Jones finished Sunday's game with 1.5 sacks, two total tackles, one tackle for loss, and one pass breakup. He also forced Lawrence into a Michael Danna sack.
Arguably Jones' most important rep came on one of the game's most pivotal snaps, when he pressured Jaguars quarterback Trevor Lawrence on a 3rd and 10 from the Chiefs' 14-yard line to force an interception as Jacksonville looked to cut into Kansas City's 17-9 lead with 4:47 remaining.
Jones played like a difference-maker on Sunday, and his presence might wind up making the ultimate difference in the Chiefs' ceiling for this season.
Week 2 Team of The Week: Washington Commanders
Don't look now, but the Washington Commanders have joined the Cowboys and Philadelphia Eagles at 2-0 in the tight NFC East race.
Sunday afternoon in Denver, Washington second-year quarterback Sam Howell out-dueled Russell Wilson, passing for 299 yards with two touchdowns as 10 different Commanders receivers caught a pass as the defense made just enough plays to escape Mile High with a 35-33 win.
Washington's win marks the first time since 2020 that the Commanders scored 35 points or more, but the offensive explosion only tells part of the story as Montez Sweat, Daron Payne, Chase Young, Jamin Davis, Casey Toohill, James Smith-Williams combined for 8.0 sacks.
Competent quarterback play, multiple targets capable of making an impact, and a stifling pass-rush is a winning formula.
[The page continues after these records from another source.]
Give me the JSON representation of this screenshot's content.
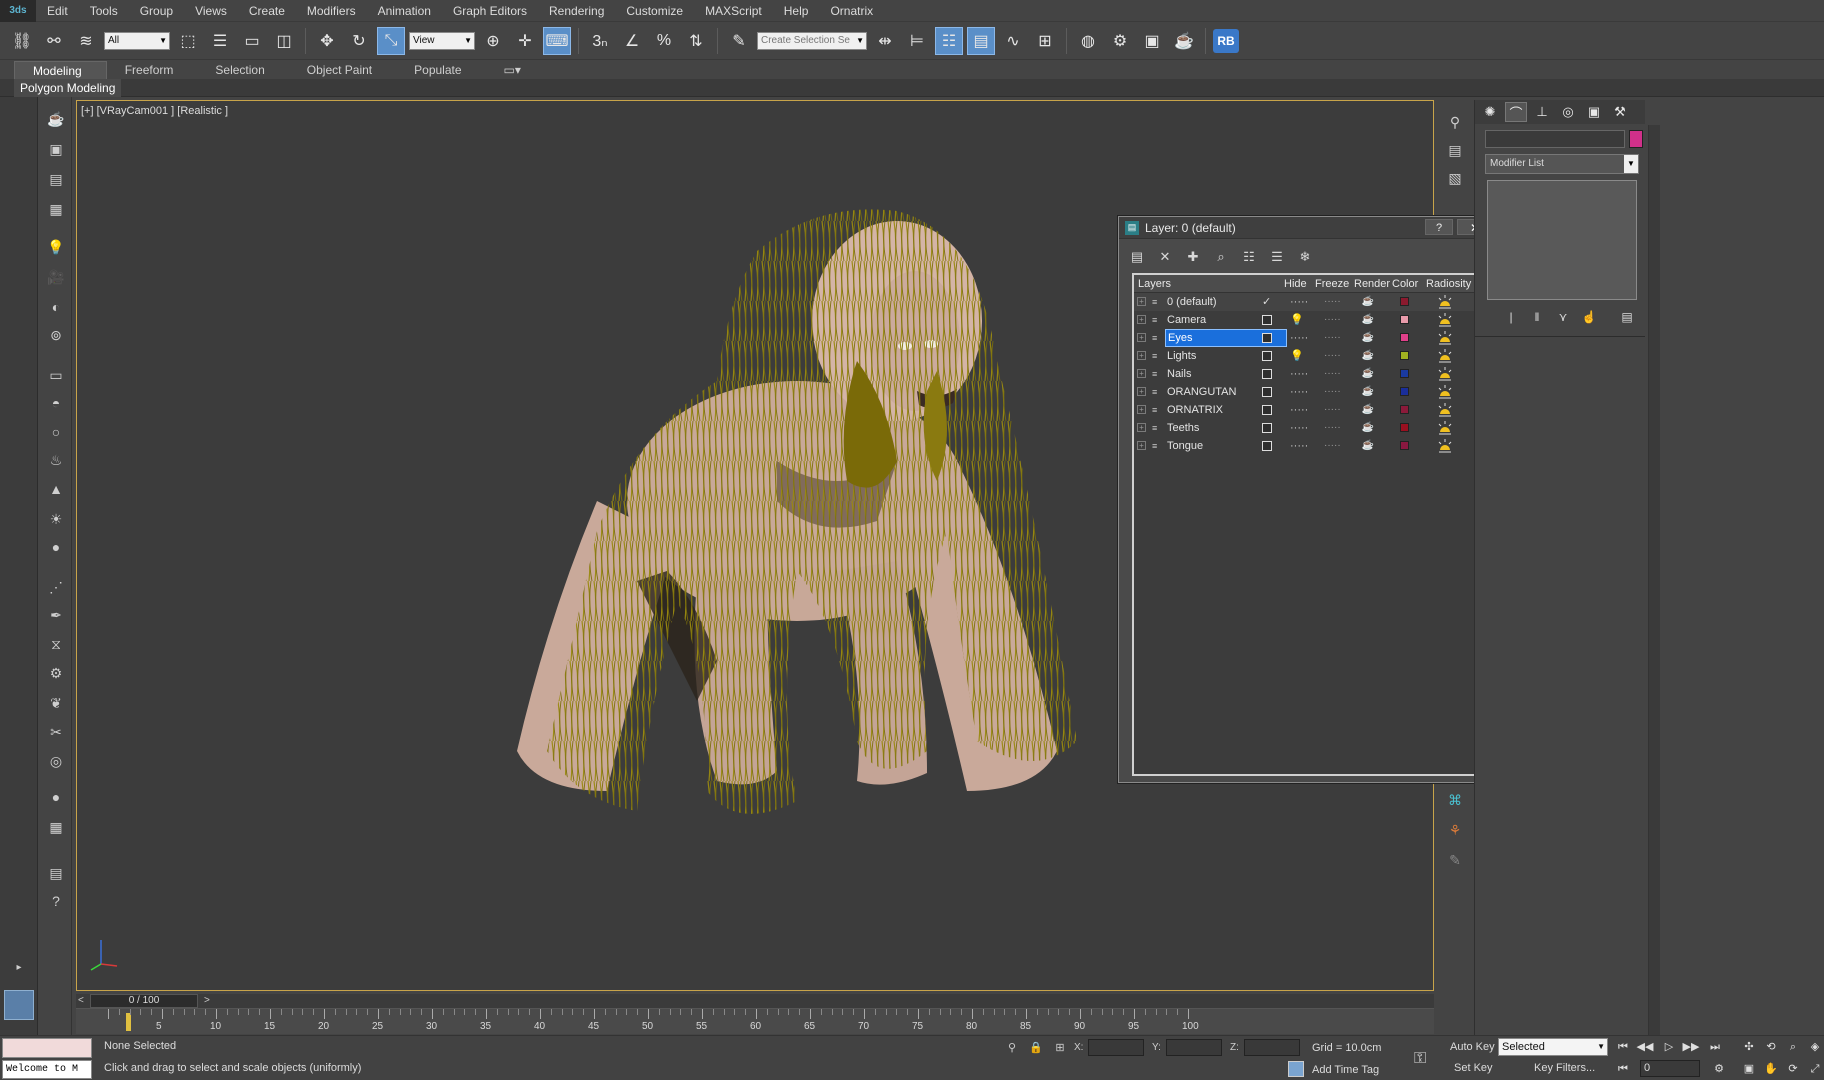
{
  "menu": {
    "items": [
      "Edit",
      "Tools",
      "Group",
      "Views",
      "Create",
      "Modifiers",
      "Animation",
      "Graph Editors",
      "Rendering",
      "Customize",
      "MAXScript",
      "Help",
      "Ornatrix"
    ]
  },
  "toolbar": {
    "filter_dropdown": "All",
    "ref_coord_dropdown": "View",
    "selection_set_placeholder": "Create Selection Se",
    "rb_label": "RB"
  },
  "ribbon": {
    "tabs": [
      "Modeling",
      "Freeform",
      "Selection",
      "Object Paint",
      "Populate"
    ],
    "active_tab": "Modeling",
    "sub_label": "Polygon Modeling"
  },
  "viewport": {
    "label": "[+] [VRayCam001 ] [Realistic ]",
    "subject": "orangutan-with-hair"
  },
  "command_panel": {
    "modifier_list": "Modifier List",
    "object_color": "#d1308a"
  },
  "layer_dialog": {
    "title": "Layer: 0 (default)",
    "help": "?",
    "close": "✕",
    "columns": [
      "Layers",
      "Hide",
      "Freeze",
      "Render",
      "Color",
      "Radiosity"
    ],
    "rows": [
      {
        "name": "0 (default)",
        "current": true,
        "hide_icon": "·····",
        "color": "#8b1a2e",
        "selected": false
      },
      {
        "name": "Camera",
        "current": false,
        "hide_icon": "bulb",
        "color": "#e89aaa",
        "selected": false
      },
      {
        "name": "Eyes",
        "current": false,
        "hide_icon": "·····",
        "color": "#e0408a",
        "selected": true
      },
      {
        "name": "Lights",
        "current": false,
        "hide_icon": "bulb",
        "color": "#a0b020",
        "selected": false
      },
      {
        "name": "Nails",
        "current": false,
        "hide_icon": "·····",
        "color": "#1a3aa0",
        "selected": false
      },
      {
        "name": "ORANGUTAN",
        "current": false,
        "hide_icon": "·····",
        "color": "#1a2e9a",
        "selected": false
      },
      {
        "name": "ORNATRIX",
        "current": false,
        "hide_icon": "·····",
        "color": "#8b1a3a",
        "selected": false
      },
      {
        "name": "Teeths",
        "current": false,
        "hide_icon": "·····",
        "color": "#9a1020",
        "selected": false
      },
      {
        "name": "Tongue",
        "current": false,
        "hide_icon": "·····",
        "color": "#8a1840",
        "selected": false
      }
    ]
  },
  "timeline": {
    "slider_label": "0 / 100",
    "ticks": [
      "5",
      "10",
      "15",
      "20",
      "25",
      "30",
      "35",
      "40",
      "45",
      "50",
      "55",
      "60",
      "65",
      "70",
      "75",
      "80",
      "85",
      "90",
      "95",
      "100"
    ]
  },
  "status": {
    "maxscript_text": "Welcome to M",
    "selection": "None Selected",
    "prompt": "Click and drag to select and scale objects (uniformly)",
    "x_label": "X:",
    "y_label": "Y:",
    "z_label": "Z:",
    "grid": "Grid = 10.0cm",
    "time_tag": "Add Time Tag",
    "auto_key": "Auto Key",
    "set_key": "Set Key",
    "key_mode": "Selected",
    "key_filters": "Key Filters...",
    "frame": "0"
  }
}
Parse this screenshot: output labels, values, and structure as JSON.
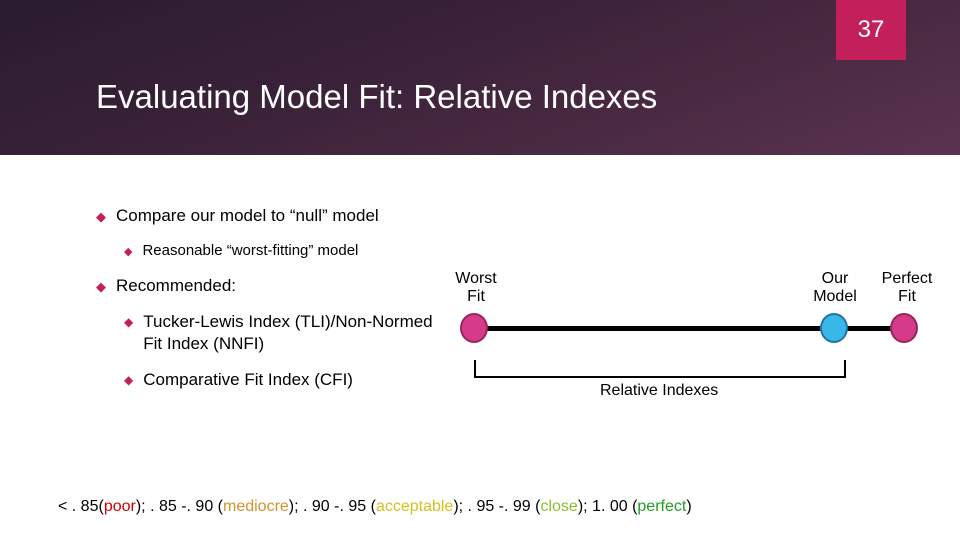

The Commanders have to feel good about how this season has started and where it could be heading.
Week 3 Breakout Star: Jayden Reed, WR, Green Bay Packers
Had it not been for the Packers' defense folding late in a 25-24 loss to the Atlanta Falcons, Green Bay would have pulled off its first pair of road victories to open a season in the franchise's illustrious history.
But, even in defeat, a dangerous weapon in Packers quarterback Jordan Love's arsenal emerged.
Second-round rookie receiver Jayden Reed threw his own coming-out party in Mercedes Benz Stadium, catching four passes for 37 yards with a pair of touchdowns.
"It felt great getting that first touchdown," Reed told FanBuzz late Sunday evening. "Teammates did a great job blocking, and executing. It's just a blessing to have this opportunity."
Reed and Love have been putting in a significant amount of work during the offseason leading up to the 2023 campaign, and those extra reps have helped establish an instant chemistry that is paying instant dividends. Through his first two games, Reed has caught six passes for 85 yards and two scores.
Green Bay is betting big that Love will grow alongside young receivers like Reed, and second-year targets Christian Watson, and Romeo Doubs. So far, even with Watson sidelined due to injury, the returns couldn't possibly be more encouraging.